Agentic RAG (2026): The agent itself decides when to retrieve, what to retrieve, and whether the results are sufficient. It can issue multiple retrieval calls, reformulate queries after inspecting intermediate results, call external tools (calculators, APIs, code interpreters), and self-correct before producing a final answer. This closes the loop between reasoning and retrieval in a way that earlier generations could not.
Fine-tuning vs RAG vs Prompt Engineering#
Choosing the right approach — or combination — depends on the problem. The table below maps each technique to its ideal use case.
Approach |
Best When |
Cost |
Knowledge Freshness |
Example |
|---|---|---|---|---|
Prompt Engineering |
Formatting, persona, simple tasks |
Very low |
Static |
System prompt to enforce a formal writing tone |
RAG |
Dynamic knowledge, citations needed |
Medium |
Real-time |
Enterprise internal Q&A bot over a live document store |
Fine-tuning |
Behavioral changes, consistent style |
High |
Frozen at fine-tune time |
Brand-specific writing assistant trained on company copy |
Combined (production) |
Most real-world systems |
Varies |
Best of all |
Fine-tuned model + RAG pipeline + carefully engineered system prompt |
A few practical notes on this decision:
Start with prompt engineering. It costs nothing to iterate on a system prompt, and it often gets you 80% of the way there.

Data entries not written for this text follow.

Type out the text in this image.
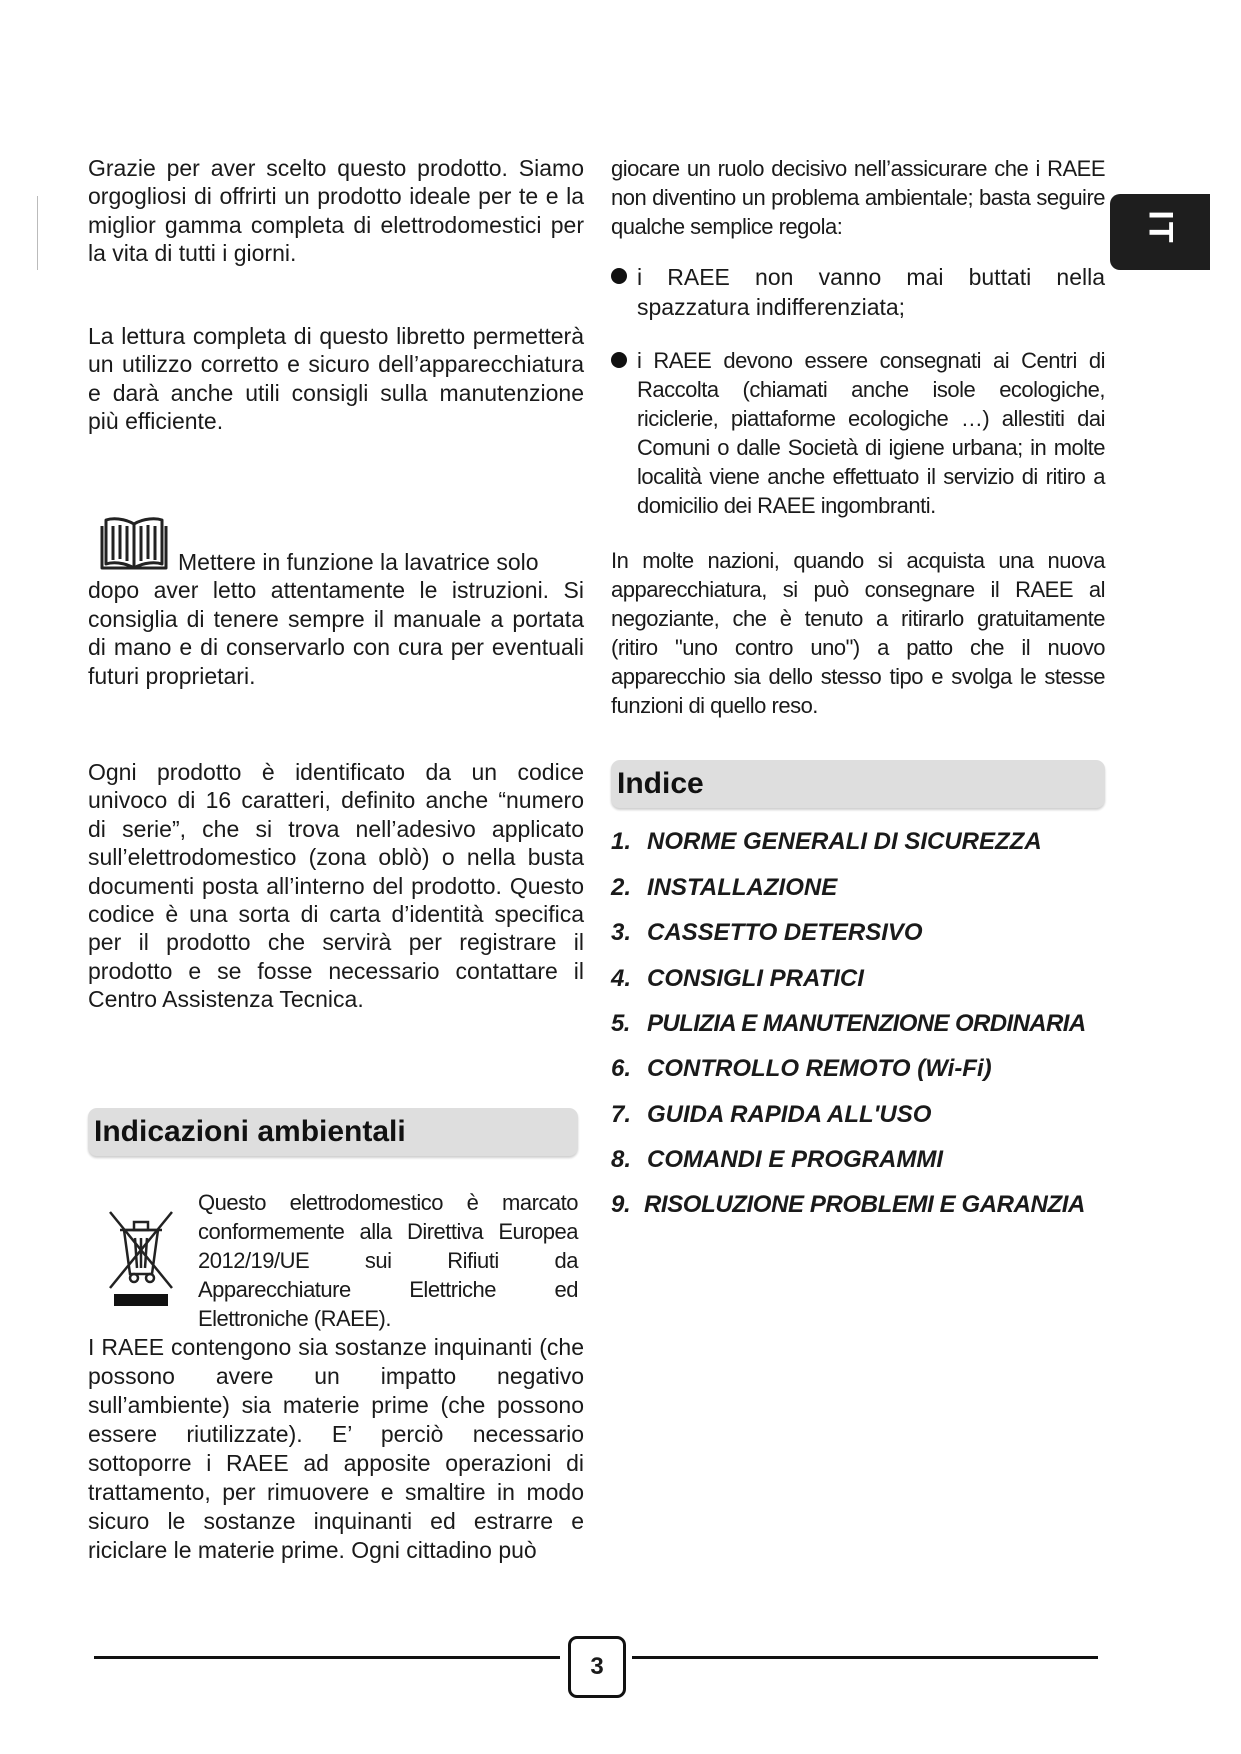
IT

Grazie per aver scelto questo prodotto. Siamo orgogliosi di offrirti un prodotto ideale per te e la miglior gamma completa di elettrodomestici per la vita di tutti i giorni.

La lettura completa di questo libretto permetterà un utilizzo corretto e sicuro dell’apparecchiatura e darà anche utili consigli sulla manutenzione più efficiente.

Mettere in funzione la lavatrice solo

dopo aver letto attentamente le istruzioni. Si consiglia di tenere sempre il manuale a portata di mano e di conservarlo con cura per eventuali futuri proprietari.

Ogni prodotto è identificato da un codice univoco di 16 caratteri, definito anche “numero di serie”, che si trova nell’adesivo applicato sull’elettrodomestico (zona oblò) o nella busta documenti posta all’interno del prodotto. Questo codice è una sorta di carta d’identità specifica per il prodotto che servirà per registrare il prodotto e se fosse necessario contattare il Centro Assistenza Tecnica.

Indicazioni ambientali

Questo elettrodomestico è marcato conformemente alla Direttiva Europea 2012/19/UE sui Rifiuti da Apparecchiature Elettriche ed Elettroniche (RAEE).

I RAEE contengono sia sostanze inquinanti (che possono avere un impatto negativo sull’ambiente) sia materie prime (che possono essere riutilizzate). E’ perciò necessario sottoporre i RAEE ad apposite operazioni di trattamento, per rimuovere e smaltire in modo sicuro le sostanze inquinanti ed estrarre e riciclare le materie prime. Ogni cittadino può

giocare un ruolo decisivo nell’assicurare che i RAEE non diventino un problema ambientale; basta seguire qualche semplice regola:

i RAEE non vanno mai buttati nella spazzatura indifferenziata;

i RAEE devono essere consegnati ai Centri di Raccolta (chiamati anche isole ecologiche, riciclerie, piattaforme ecologiche …) allestiti dai Comuni o dalle Società di igiene urbana; in molte località viene anche effettuato il servizio di ritiro a domicilio dei RAEE ingombranti.

In molte nazioni, quando si acquista una nuova apparecchiatura, si può consegnare il RAEE al negoziante, che è tenuto a ritirarlo gratuitamente (ritiro "uno contro uno") a patto che il nuovo apparecchio sia dello stesso tipo e svolga le stesse funzioni di quello reso.

Indice
1. NORME GENERALI DI SICUREZZA
2. INSTALLAZIONE
3. CASSETTO DETERSIVO
4. CONSIGLI PRATICI
5. PULIZIA E MANUTENZIONE ORDINARIA
6. CONTROLLO REMOTO (Wi-Fi)
7. GUIDA RAPIDA ALL'USO
8. COMANDI E PROGRAMMI
9. RISOLUZIONE PROBLEMI E GARANZIA
3
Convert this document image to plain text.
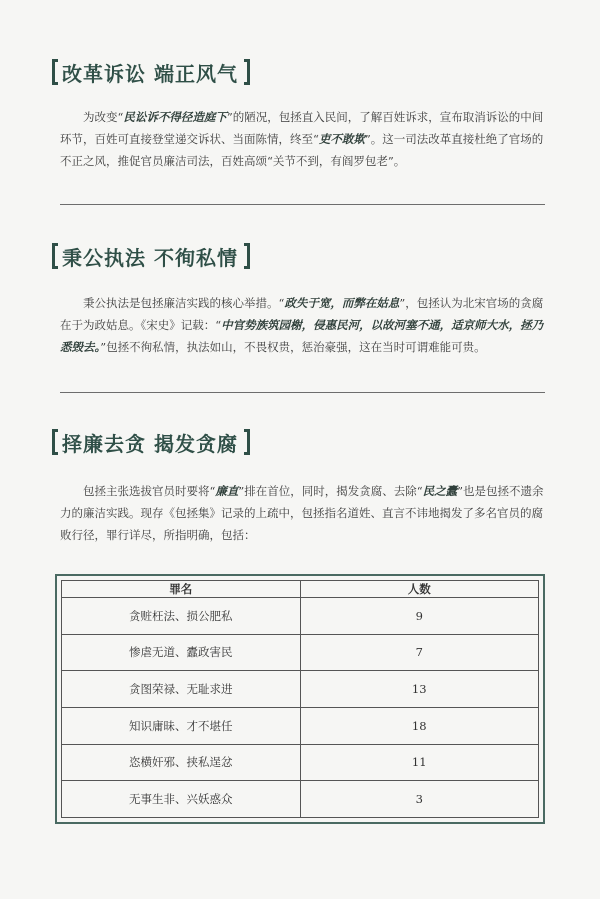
改革诉讼 端正风气

为改变“民讼诉不得径造庭下”的陋况，包拯直入民间，了解百姓诉求，宣布取消诉讼的中间环节，百姓可直接登堂递交诉状、当面陈情，终至“吏不敢欺”。这一司法改革直接杜绝了官场的不正之风，推促官员廉洁司法，百姓高颂“关节不到，有阎罗包老”。

秉公执法 不徇私情

秉公执法是包拯廉洁实践的核心举措。“政失于宽，而弊在姑息”，包拯认为北宋官场的贪腐在于为政姑息。《宋史》记载：“中官势族筑园榭，侵惠民河，以故河塞不通，适京师大水，拯乃悉毁去。”包拯不徇私情，执法如山，不畏权贵，惩治豪强，这在当时可谓难能可贵。

择廉去贪 揭发贪腐

包拯主张选拔官员时要将“廉直”排在首位，同时，揭发贪腐、去除“民之蠹”也是包拯不遗余力的廉洁实践。现存《包拯集》记录的上疏中，包拯指名道姓、直言不讳地揭发了多名官员的腐败行径，罪行详尽，所指明确，包括：

罪名	人数
贪赃枉法、损公肥私	9
惨虐无道、蠹政害民	7
贪图荣禄、无耻求进	13
知识庸昧、才不堪任	18
恣横奸邪、挟私逞忿	11
无事生非、兴妖惑众	3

Add RAG when the knowledge is too large, too dynamic, or too sensitive to bake into training data or a static prompt.
Fine-tune when you need to change how the model behaves, not just what it knows. Teaching a model to follow a specific output schema, adopt a brand voice, or consistently apply domain-specific reasoning patterns are all behavioral changes that fine-tuning handles better than RAG.
Combine all three in production. The most capable systems use a fine-tuned base model (for domain behavior), a RAG pipeline (for current knowledge), and a structured system prompt (for output format and safety guardrails).